Some 3,000 Queen Mary University of London students are graduating between 14-18 July at a series of ceremonies held in the Great Hall of the People’s Palace in Mile End, attended by 10,000 graduands, family and friends. All have made huge achievements during their time at QMUL. Here, we tell some of their stories:
17 July 2014
Ambika Kumar was named Course Rep of the Year at the Education Awards 2014. She is graduating with a First class degree in Biomedicine before going straight on to a PhD in Microbiology at Queen Mary.
As a Course Rep in the School of Biological and Chemical Sciences, Ambika listened to student problems and worked with staff to bring about specific changes to biomedical sciences, including changes to course work and the availability of resources.
“In the first two years of my degree I thoroughly enjoyed helping out other fellow students in both course work and exam revision. Because of this, in my second year, I decided to become an SBCS PASS mentor, which I also carried on in my third year. In the final year of my degree, I realised that I could make bigger and broader changes through being a course rep and Vice President of the biomedics society,” she explains.
“Being a Course Rep has given me the opportunity to get involved a lot more in Queen Mary by making me realise that there is so much more I want to give back. Because of this, I decided that remaining in the university for postgraduate education would be the best choice for me. I am excited and motivated to see what the next three years have in store for me!”
Daniel Holt, originally from Trafford on the outskirts of Manchester, was interviewed by the BBC after receiving his A-Levels results in 2011. He is now graduating with a high 2:1 Bachelor of Laws (LLB) from the School of Law.
As the Students’ Union’s Disabled Students' Representative and President of the Ability Society, Daniel campaigned to raise awareness of accessibility issues and sought improvement by recording a video demonstrating access problems on campus. The video led to £400,000 being allocated to improve access.
Automatic doors on buildings such as The Curve, Ground, the GP’s Surgery and Advice and Counselling have been installed and the Queen's Building has also been made accessible by changing the lift to one which can be used independently.
This 'Campaign of the Year', is something of which Daniel is proud and he considers to be a highlight of his QMUL experience.
Daniel has spoken publically about the history of disability and promoted social events and campaigns for the Ability Society. During his years at Queen Mary, Daniel has worked as a Student Ambassador, interned for the British Society of Human Rights, volunteered as a teaching assistant and acted as a legal advisor at QMUL’s pioneering Legal Advice Centre, offering pro-bono advice on general legal matters and law concerning the LGBT community.
In 2011, Daniel launched Being Disabled in a Normal Society, a blog which grew into a website in 2013. The site advises on human rights, accessible activities and useful resources, whilst publicising the daily difficulties faced by disabled people through blogs and videos made by disabled people for others to learn from the experiences.
Daniel will continue to work for the Legal Advice Centre in a new role as Advising Team Leader and has an interview for their internship.
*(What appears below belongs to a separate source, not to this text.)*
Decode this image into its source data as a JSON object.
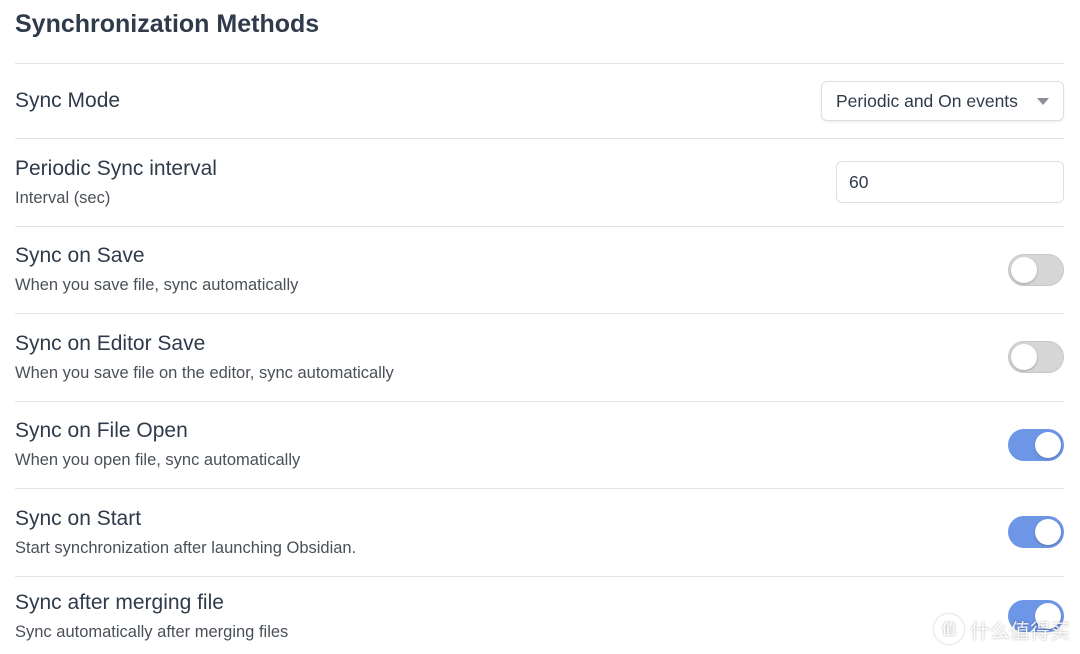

He intends to use the upcoming year to gain more legal experience and continue to build Being Disabled in a Normal Society.
As he leaves QMUL, Daniel advised students to “be themselves, to work hard in achieving a good grade and take part in the Students' Union and other volunteering opportunities”.
Sajidah Begum graduated with a First in Biochemistry, finishing in the top 5 in her graduating class of some 350 students, receiving The Westfield Trust prize for her achievement.
During her time at Queen Mary, Sajidah voluntarily tutored children aged 7-10 years, helping them with homework, spelling and listening to them read.
“I feel that it is vital that we appreciate that learning is not something that should start and end within the school environment but that parents must work to reinforce what their child has been introduced to at school, at home," she explains.
“The children that I work with have parents that are not fluent in English, so helping their child with reading and homework is slightly difficult and this is where I help. Having worked with these children for quite some time now, and seeing them develop and grow in confidence has been fantastic. It has been great to see that they are working at the level, and in some cases above the level, they should be working at, and so they’ve not been disadvantaged by their situation.”
Sajidah now plans to apply to medical schools for 2015 entry.